Dr. Theresa Cullen, a rear admiral in the U.S. Public Health Service and the chief technical officer at the IHS, says the service collects "a significant amount of money" from billings to Medicare and Medicaid as well as private insurance companies. As such, it has been working closely with the CMS and the ONC with an eye to meeting meaningful-use targets.
"I took the position about nine months ago that meaningful use was made for the Indian Healthcare Service," Cullen said. The service already uses RMPS to perform many of the functions required to meet meaningful-use targets, such as computerized physician order entry and public health reporting, so, "it was a natural fit for us," she said. "We were able to use the carrot of the incentives to move our whole healthcare IT agenda forward."
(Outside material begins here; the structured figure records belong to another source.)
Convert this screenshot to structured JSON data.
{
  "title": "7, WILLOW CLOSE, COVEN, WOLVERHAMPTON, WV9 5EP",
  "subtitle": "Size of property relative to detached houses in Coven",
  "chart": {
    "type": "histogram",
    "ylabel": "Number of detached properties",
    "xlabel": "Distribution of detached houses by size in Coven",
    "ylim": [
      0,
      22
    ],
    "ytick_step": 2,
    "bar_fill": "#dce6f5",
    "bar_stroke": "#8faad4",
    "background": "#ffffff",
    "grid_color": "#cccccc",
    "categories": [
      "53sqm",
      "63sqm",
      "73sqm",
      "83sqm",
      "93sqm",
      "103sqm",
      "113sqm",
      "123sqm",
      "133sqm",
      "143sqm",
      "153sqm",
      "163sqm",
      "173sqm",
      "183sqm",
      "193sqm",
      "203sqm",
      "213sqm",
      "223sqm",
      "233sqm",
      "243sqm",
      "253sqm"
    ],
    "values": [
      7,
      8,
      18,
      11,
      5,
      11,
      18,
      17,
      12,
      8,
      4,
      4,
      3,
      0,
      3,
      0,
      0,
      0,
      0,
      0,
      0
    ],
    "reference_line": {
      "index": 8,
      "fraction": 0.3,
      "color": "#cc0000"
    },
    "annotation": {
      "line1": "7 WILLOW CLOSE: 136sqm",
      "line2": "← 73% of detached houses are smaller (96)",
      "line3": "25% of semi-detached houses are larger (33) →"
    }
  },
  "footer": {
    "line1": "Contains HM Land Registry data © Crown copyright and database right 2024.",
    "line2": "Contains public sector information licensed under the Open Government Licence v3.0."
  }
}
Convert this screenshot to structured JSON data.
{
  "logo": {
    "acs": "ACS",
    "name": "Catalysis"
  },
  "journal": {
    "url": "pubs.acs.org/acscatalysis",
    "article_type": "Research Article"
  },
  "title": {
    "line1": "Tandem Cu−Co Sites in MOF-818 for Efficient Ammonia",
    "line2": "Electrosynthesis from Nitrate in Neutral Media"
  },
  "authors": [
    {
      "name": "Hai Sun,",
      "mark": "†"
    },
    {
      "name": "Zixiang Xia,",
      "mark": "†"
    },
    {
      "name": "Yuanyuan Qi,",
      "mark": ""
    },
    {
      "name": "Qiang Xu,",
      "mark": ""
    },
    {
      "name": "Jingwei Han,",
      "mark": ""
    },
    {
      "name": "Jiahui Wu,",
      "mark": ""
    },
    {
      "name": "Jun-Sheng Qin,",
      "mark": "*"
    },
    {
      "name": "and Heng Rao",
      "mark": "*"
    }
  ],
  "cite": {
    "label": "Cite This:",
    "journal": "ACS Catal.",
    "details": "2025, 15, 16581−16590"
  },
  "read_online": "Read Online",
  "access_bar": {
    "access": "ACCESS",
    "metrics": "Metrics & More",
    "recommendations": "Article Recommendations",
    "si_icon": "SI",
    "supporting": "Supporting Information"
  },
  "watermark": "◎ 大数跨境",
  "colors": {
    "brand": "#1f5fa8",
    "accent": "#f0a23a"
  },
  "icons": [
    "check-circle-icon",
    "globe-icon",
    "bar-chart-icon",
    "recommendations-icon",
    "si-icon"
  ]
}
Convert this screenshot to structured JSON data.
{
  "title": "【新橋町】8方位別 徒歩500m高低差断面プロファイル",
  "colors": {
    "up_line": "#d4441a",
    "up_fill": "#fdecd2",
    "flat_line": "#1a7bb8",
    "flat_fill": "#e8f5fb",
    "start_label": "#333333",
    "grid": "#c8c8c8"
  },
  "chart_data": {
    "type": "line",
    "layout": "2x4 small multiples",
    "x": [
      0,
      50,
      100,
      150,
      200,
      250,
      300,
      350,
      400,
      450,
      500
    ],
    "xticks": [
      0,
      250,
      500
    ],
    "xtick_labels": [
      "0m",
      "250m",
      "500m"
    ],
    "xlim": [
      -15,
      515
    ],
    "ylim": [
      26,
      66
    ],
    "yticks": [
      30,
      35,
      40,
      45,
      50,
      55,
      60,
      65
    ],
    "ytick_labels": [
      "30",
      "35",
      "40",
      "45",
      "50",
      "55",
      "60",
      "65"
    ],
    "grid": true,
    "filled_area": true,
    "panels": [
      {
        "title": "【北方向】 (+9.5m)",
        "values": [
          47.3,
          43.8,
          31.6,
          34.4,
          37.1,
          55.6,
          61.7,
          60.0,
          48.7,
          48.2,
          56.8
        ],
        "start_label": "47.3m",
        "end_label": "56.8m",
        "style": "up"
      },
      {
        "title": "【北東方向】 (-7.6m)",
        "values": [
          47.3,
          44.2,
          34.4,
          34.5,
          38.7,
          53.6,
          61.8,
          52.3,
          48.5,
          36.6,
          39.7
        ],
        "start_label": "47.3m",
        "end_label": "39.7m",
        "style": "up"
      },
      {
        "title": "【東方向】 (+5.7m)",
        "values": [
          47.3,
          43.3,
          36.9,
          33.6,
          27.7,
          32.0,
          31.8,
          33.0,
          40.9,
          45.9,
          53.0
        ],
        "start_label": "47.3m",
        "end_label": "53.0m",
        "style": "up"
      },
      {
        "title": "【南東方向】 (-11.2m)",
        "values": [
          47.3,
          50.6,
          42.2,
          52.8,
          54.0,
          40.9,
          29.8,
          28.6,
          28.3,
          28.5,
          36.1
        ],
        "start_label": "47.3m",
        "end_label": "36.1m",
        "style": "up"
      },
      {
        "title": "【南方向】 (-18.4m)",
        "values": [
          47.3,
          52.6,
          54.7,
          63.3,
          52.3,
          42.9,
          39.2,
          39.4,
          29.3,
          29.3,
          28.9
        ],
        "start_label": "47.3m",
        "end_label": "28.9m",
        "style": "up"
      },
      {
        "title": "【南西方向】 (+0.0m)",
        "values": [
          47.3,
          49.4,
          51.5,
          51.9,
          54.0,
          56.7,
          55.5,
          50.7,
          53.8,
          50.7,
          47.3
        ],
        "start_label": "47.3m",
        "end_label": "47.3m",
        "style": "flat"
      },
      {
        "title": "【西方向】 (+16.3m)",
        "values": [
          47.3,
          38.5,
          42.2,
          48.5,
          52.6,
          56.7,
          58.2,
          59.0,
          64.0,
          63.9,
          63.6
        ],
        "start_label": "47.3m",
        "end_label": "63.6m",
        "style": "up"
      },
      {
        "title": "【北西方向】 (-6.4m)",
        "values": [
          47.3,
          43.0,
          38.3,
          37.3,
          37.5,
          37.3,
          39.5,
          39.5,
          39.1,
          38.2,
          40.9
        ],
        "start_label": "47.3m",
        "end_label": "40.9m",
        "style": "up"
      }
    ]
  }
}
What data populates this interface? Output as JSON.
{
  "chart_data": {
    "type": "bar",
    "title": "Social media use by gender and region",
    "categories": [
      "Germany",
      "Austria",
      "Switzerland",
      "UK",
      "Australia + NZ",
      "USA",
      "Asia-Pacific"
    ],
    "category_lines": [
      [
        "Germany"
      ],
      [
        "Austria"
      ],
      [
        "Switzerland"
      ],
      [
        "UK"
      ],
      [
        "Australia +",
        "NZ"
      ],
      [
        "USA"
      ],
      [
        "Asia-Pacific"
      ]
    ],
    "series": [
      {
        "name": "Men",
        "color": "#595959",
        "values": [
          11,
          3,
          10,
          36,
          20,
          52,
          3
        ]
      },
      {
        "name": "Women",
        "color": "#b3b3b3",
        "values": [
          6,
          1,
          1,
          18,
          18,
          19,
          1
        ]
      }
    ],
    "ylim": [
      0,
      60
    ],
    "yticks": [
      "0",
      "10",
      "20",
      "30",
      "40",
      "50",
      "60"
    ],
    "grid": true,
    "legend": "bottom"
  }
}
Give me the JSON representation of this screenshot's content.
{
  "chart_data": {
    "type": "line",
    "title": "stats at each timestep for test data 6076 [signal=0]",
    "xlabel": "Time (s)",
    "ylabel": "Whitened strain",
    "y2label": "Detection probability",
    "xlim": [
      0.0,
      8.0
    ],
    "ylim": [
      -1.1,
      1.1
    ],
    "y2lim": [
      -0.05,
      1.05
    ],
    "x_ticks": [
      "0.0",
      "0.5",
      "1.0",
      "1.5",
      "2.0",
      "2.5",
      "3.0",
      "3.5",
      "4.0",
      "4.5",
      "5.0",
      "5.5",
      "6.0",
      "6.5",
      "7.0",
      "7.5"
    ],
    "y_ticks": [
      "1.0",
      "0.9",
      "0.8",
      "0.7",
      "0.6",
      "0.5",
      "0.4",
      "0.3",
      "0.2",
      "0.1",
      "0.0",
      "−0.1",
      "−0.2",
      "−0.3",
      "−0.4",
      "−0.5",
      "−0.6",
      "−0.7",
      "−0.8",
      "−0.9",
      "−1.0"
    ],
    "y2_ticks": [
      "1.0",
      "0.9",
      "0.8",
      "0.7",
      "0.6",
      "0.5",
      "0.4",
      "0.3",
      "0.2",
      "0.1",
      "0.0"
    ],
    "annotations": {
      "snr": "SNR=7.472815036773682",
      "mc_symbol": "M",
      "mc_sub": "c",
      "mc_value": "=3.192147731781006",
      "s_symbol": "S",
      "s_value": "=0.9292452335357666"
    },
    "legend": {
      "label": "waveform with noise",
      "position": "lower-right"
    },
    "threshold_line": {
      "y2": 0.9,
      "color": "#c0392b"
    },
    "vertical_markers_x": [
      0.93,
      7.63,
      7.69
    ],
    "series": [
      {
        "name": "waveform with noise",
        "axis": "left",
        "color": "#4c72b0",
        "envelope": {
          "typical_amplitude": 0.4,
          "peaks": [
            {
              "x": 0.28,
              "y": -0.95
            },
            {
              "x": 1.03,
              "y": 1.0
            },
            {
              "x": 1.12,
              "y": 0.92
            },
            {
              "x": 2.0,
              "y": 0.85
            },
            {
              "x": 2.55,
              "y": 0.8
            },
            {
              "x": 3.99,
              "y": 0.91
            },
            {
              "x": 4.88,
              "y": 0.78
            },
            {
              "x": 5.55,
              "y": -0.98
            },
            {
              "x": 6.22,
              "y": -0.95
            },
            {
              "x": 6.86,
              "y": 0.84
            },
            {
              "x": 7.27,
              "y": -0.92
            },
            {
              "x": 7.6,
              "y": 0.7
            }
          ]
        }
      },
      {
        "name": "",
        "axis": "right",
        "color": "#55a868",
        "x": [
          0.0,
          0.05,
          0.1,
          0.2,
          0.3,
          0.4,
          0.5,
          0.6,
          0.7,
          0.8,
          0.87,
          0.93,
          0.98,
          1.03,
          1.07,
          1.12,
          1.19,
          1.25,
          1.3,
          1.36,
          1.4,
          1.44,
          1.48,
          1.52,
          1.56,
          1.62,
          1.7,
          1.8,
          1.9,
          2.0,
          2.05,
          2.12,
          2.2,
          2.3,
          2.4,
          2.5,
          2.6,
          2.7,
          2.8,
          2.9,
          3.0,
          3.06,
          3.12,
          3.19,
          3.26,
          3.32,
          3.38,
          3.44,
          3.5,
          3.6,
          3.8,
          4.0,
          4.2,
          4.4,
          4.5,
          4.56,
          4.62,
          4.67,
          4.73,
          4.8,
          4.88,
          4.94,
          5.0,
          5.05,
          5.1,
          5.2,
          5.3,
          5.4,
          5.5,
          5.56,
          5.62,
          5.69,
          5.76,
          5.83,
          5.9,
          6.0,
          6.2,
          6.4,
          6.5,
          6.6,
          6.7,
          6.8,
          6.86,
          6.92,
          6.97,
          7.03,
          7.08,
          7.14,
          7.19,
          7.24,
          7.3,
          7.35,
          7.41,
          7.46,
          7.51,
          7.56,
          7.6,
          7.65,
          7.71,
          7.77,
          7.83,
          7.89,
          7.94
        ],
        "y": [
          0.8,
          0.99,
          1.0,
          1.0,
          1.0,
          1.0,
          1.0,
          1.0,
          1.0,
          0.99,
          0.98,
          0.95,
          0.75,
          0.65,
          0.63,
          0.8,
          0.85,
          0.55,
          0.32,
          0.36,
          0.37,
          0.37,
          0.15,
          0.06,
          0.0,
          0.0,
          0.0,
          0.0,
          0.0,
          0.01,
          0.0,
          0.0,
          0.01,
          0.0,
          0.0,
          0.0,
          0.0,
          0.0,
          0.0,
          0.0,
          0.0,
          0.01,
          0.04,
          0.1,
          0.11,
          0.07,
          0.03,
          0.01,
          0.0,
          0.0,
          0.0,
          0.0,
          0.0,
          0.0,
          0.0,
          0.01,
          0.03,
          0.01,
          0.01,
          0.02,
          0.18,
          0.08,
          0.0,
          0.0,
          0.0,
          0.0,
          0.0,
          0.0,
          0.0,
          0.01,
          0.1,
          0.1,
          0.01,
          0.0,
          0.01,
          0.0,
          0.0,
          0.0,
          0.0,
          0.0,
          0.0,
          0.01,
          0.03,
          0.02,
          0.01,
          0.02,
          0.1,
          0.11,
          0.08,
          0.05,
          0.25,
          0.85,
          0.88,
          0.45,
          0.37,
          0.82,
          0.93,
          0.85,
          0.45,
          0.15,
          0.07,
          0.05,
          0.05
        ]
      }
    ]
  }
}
The IHS allocated $25 million of the $85 million in direct appropriations it received under the federal stimulus law for RMPS upgrades, including those needed to meet meaningful certification criteria, Cullen says. The "vast majority" of IHS facilities should qualify for EHR incentive payments under Medicaid, and the service is poised to have its hospitals meet the Medicare meaningful use requirements yet this year as well, she says.
"There is no reason to think that any of our hospitals won't qualify," she says. But it will be something of a rush to get the software throughout the system updated to certified versions.
"We’re right now going through the process of getting all the patches up," Cullen says. "They should get them in May and have six to eight weeks to deploy. Then they’ll have from July 1 to meet their meaningful use."
RPMS, which was certified by the not-for-profit Certification Commission for Health Information Technology in 2008, passed muster this year with InfoGuard, winner of a require competitive bid for testing and certification services, Cullen says.
Certification of RPMS also was "welcome and expected news" in Hawaii, where the University of Hawaii at Manoa is helping healthcare providers in Hawaii and the Pacific Islands meet the Stage I requirements for meaningful use under an agreement with the IHS to use its EHR there, according to Norman Okamura, a faculty specialist at the university's Social Science Research Institute.
"The fact that the RPMS is now certified is one box that can be checked off on the list for Stage I meaningful use," Okamura said in an e-mail.